OTTAWA — Lisa Raitt finally said sorry Wednesday for her controversial comments, but the tearful regrets did little to silence critics who accused her of presiding over an escalating crisis affecting thousands of cancer patients.
Raitt offered a belated and emotional apology for describing the shortage of isotopes used in cancer tests as a “sexy” issue from which she could benefit politically.
“Today, I want to personally convey my deep regret for wording I used in a private discussion earlier this year which was inadvertently recorded,” she told a hastily arranged news conference.
She had refused to apologize a day earlier despite heavy criticism from the opposition and the public.
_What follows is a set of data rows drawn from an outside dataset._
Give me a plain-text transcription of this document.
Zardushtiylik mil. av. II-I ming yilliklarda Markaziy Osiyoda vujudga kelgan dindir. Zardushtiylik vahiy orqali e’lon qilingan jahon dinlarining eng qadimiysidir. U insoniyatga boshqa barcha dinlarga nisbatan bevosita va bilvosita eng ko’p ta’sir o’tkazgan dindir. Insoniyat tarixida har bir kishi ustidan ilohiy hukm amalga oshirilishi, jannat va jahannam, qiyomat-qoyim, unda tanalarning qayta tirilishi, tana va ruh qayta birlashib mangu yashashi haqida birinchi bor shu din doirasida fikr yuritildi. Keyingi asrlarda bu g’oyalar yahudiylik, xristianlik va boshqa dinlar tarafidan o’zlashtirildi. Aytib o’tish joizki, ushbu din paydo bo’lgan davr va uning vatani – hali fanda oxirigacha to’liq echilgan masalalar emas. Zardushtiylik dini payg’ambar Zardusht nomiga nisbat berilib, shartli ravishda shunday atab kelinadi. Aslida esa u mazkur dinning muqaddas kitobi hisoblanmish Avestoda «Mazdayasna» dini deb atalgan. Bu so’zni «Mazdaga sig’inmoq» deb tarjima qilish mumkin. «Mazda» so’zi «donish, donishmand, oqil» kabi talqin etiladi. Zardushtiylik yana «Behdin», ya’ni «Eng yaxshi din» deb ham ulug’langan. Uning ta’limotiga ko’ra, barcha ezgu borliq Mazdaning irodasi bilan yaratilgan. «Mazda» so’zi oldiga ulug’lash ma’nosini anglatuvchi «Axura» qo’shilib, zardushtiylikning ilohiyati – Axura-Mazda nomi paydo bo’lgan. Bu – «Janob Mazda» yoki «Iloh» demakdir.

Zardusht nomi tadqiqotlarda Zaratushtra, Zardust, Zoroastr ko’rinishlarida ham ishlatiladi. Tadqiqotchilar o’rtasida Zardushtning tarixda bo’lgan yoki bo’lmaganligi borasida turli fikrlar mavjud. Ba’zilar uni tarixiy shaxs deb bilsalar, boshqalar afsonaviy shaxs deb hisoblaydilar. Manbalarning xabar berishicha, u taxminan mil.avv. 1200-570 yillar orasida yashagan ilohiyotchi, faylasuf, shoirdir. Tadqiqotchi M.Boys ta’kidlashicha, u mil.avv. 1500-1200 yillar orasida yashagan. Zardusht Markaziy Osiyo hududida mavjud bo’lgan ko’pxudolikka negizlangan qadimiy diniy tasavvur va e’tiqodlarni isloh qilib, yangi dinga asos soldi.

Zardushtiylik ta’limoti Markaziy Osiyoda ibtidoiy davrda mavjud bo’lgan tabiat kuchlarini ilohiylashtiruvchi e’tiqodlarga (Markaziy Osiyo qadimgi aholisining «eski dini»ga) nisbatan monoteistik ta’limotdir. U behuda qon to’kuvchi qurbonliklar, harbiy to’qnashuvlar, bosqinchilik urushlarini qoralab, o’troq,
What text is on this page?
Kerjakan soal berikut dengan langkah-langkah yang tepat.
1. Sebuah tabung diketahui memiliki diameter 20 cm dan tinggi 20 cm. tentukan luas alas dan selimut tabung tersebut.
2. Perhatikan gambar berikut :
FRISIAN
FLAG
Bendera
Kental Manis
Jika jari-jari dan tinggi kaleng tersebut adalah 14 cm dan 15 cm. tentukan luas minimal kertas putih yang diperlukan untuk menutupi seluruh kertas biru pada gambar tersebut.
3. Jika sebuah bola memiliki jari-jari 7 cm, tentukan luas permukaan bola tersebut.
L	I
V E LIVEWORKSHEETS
Outraged cancer survivors and their supporters demanded Raitt resign or at least apologize for remarks they considered to be insensitive and calculating.
Raitt choked up as she described watching her father die of colon cancer when she was a child, and then losing her brother to lung cancer as an adult.
“As somebody who has been, in their personal life, deeply affected by cancer, my intent was certainly not to show any disrespect for cancer victims, survivors or their families,” she said.
“I want to offer a clear apology to anyone has been offended by what I said.”
She later made calls to three organizations, including the Canadian Cancer Society, to personally apologize.
In the House of Commons, Raitt launched an attack on the Liberals, accusing the former government of knowing in 2003 that a project to replace the aging Chalk River, Ont. nuclear reactor — which produces one-third of the world’s isotopes — was doomed to failure. She said the Liberals were either “ignorant to the situation, or not caring themselves.”
That prompted an explosion from Liberal Ralph Goodale, natural resources minister at the time.
“All of the crises have happened on their watch, not on our watch,” he shouted. “It’s time to get serious.”